My index contains documents like these:
{ "timestamp": "2015-11-01", "user_id": "1" }
{ "timestamp": "2015-11-02", "user_id": "1" }
{ "timestamp": "2015-11-02", "user_id": "2" }
{ "timestamp": "2015-11-03", "user_id": "2" }
A query
{ "aggs": { "ids": {
"terms": { "field": "user_id" },
"aggs": { "last_date": { "max": { "field": "timestamp", "format": "date" }}}
}}}
{ "buckets": [
{ "key": "1", "last_date": { "value_as_string": "2015-11-02"}},
{ "key": "2", "last_date": { "value_as_string": "2015-11-03"}}
]}
Now I need to find out how many unique "keys" I have for each day, using date histogram.

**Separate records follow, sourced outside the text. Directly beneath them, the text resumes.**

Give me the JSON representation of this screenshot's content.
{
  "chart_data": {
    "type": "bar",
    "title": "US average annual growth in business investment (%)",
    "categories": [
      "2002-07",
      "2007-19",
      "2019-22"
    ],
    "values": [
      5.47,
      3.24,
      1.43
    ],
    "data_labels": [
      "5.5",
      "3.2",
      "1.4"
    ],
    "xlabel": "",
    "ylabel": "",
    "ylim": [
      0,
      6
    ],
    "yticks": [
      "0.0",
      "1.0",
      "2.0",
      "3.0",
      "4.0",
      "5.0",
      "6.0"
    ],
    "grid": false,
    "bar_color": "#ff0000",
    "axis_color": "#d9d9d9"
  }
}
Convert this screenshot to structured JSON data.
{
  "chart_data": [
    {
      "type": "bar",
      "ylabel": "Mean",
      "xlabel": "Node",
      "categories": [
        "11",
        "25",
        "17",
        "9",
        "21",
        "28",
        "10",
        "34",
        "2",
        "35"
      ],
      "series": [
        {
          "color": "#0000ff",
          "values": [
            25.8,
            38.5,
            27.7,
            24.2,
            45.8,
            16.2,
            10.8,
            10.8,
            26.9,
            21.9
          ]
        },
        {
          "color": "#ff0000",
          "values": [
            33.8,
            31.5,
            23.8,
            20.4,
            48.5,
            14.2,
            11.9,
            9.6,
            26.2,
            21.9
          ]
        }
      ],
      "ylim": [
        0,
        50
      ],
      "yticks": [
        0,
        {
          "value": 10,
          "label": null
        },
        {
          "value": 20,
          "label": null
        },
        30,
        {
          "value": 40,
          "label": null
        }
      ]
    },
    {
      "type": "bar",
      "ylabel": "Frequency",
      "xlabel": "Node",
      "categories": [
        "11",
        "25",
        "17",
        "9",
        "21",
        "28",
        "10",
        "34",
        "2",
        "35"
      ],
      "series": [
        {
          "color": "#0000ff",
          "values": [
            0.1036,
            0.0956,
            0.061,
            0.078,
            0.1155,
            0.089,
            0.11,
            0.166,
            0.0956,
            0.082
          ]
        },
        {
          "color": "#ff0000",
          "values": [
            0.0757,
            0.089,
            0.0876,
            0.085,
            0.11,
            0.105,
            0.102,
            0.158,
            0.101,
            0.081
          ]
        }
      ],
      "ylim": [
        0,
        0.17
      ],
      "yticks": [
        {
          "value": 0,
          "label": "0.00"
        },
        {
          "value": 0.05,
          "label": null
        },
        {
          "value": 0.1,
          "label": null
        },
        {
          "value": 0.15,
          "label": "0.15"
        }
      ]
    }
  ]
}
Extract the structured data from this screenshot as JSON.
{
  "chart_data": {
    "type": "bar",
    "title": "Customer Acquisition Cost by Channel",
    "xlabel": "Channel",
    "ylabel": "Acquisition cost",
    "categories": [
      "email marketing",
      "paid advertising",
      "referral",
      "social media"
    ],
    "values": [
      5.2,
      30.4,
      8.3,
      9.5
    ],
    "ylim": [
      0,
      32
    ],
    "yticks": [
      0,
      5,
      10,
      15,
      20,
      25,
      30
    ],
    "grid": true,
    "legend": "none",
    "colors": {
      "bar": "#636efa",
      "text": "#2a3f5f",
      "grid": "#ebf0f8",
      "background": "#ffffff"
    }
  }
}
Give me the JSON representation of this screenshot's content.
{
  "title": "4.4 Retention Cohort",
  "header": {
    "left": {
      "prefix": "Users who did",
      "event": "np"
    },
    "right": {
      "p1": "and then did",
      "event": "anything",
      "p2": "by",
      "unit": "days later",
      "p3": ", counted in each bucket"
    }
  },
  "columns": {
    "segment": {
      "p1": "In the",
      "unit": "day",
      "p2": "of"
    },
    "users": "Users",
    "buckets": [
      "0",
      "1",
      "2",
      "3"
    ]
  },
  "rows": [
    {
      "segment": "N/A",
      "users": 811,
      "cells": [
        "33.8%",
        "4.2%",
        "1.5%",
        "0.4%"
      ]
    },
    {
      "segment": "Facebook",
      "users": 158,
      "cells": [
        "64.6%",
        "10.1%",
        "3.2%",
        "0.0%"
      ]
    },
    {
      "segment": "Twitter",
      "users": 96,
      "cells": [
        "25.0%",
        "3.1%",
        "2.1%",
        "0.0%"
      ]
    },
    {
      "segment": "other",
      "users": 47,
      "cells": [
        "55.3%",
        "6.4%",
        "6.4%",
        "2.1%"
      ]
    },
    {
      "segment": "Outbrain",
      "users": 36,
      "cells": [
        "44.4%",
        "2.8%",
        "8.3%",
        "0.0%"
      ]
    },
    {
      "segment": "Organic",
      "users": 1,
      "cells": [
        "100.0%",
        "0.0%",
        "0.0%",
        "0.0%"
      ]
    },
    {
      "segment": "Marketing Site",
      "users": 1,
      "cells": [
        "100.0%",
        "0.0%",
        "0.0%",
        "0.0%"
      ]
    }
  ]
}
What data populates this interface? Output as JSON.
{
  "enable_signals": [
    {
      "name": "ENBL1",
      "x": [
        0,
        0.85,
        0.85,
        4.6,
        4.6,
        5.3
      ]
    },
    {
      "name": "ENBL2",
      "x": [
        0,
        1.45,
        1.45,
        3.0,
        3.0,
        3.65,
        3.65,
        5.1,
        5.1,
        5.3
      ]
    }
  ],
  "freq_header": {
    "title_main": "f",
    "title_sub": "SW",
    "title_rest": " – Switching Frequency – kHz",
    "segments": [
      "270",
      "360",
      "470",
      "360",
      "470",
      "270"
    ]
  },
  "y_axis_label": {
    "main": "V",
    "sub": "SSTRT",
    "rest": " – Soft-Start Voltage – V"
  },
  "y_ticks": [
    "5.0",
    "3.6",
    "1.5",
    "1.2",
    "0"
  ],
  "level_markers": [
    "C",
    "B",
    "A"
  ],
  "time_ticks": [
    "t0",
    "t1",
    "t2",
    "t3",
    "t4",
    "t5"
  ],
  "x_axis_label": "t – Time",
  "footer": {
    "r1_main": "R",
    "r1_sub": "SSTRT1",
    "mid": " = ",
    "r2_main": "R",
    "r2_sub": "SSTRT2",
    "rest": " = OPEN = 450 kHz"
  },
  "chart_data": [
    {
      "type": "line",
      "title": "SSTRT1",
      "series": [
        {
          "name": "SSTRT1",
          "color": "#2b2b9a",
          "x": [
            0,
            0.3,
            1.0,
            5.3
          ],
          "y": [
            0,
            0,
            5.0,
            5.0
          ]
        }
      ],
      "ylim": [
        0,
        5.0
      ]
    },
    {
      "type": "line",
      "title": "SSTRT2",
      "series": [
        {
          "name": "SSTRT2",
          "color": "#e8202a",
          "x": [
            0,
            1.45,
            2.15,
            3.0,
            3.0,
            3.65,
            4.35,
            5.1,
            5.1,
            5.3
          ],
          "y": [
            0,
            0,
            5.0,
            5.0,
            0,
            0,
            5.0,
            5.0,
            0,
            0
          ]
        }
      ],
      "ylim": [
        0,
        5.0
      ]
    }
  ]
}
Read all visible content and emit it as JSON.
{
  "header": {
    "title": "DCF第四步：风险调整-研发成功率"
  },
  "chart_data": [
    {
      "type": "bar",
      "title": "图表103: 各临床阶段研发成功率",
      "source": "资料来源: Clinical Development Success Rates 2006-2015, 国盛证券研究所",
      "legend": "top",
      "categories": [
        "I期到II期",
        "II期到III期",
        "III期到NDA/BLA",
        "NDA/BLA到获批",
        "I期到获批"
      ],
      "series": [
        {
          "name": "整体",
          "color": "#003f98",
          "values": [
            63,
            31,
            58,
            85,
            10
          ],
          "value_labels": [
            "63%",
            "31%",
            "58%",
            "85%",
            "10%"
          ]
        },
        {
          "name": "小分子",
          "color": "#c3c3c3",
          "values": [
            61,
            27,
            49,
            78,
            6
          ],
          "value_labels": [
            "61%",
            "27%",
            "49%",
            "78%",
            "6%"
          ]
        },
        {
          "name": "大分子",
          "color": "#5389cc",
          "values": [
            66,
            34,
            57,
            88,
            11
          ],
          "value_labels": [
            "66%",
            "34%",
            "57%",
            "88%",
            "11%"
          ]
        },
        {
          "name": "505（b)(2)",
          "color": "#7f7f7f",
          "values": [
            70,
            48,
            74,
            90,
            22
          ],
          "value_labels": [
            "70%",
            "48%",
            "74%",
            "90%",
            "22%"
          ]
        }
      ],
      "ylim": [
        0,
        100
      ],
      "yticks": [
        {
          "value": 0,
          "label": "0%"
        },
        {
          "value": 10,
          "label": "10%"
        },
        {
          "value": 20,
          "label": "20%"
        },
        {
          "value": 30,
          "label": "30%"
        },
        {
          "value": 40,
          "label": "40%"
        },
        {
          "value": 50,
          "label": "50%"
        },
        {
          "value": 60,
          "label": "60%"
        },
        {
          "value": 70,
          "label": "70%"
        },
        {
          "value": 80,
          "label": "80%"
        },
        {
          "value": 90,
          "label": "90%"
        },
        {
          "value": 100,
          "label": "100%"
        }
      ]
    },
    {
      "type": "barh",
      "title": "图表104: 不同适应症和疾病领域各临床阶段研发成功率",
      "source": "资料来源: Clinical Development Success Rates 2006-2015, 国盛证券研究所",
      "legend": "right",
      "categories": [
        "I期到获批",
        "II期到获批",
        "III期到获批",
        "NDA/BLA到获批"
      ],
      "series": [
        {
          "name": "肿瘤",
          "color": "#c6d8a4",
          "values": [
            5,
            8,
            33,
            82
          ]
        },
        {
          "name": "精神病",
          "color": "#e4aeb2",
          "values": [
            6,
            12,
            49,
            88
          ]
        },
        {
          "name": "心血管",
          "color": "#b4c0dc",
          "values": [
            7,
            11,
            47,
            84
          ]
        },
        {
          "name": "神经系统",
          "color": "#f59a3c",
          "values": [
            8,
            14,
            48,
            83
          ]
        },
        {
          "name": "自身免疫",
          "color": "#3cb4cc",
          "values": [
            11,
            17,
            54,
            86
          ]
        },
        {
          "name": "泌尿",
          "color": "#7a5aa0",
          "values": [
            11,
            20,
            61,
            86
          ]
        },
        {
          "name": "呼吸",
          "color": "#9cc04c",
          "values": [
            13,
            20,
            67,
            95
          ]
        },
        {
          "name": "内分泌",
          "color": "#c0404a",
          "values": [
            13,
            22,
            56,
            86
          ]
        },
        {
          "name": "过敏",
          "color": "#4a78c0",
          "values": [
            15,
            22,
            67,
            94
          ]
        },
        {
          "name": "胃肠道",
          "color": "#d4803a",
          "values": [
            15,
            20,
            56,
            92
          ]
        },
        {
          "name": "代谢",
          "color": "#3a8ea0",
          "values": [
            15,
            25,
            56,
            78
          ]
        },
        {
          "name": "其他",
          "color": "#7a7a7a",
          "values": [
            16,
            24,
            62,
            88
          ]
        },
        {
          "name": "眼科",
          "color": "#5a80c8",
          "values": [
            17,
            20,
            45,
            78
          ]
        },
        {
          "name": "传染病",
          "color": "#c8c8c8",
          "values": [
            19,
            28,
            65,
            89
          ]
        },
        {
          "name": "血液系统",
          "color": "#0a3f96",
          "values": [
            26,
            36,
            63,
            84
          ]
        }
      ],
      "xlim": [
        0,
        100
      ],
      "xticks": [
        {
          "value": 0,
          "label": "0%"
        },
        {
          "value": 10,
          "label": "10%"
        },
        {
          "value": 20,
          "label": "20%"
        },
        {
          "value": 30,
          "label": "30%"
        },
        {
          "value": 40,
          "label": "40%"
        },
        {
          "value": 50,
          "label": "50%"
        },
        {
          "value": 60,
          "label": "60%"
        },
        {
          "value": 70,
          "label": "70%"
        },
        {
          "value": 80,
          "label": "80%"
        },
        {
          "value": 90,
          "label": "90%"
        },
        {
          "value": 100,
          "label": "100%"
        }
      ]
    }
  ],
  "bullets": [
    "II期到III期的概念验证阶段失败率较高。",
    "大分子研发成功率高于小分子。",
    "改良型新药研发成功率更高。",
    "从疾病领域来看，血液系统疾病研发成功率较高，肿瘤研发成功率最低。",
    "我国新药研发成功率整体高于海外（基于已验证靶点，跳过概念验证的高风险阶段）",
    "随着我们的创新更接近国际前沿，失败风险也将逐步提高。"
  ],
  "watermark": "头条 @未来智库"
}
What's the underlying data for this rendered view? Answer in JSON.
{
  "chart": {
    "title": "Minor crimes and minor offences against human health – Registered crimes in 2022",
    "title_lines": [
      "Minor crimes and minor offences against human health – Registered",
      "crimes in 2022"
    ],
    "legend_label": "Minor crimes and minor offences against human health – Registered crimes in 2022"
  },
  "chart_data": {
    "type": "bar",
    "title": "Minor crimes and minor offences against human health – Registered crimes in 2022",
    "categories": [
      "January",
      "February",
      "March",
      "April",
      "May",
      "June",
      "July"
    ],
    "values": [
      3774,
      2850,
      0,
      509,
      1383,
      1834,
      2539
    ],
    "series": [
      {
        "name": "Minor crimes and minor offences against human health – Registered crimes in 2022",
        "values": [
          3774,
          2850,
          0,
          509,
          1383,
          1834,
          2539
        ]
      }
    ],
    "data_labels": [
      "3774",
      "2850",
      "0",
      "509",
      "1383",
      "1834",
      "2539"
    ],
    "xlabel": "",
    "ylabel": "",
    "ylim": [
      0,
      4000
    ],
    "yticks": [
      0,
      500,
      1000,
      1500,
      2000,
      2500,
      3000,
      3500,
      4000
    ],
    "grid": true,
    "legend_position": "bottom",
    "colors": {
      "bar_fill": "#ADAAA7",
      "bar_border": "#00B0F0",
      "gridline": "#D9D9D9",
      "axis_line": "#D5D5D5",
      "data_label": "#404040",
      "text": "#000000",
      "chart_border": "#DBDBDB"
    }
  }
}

I've tried referencing a bucket like here
{
"aggs": {
"ids": {
"terms": { "field": "user_id" },
"aggs": { "last_date": { "max": { "field": "timestamp", "format": "date" }}}
},
"dates": {
"date_histogram": {
"buckets_path": "ids>last_date",
"field": "timestamp",
"interval": "day",
"format": "date"
}
}
}
}
But apparently `date_histogram` cannot accept `buckets_path` parameter.
Is there a way to apply Date histogram over a bucket? Can both these aggregations be calculated in a single query?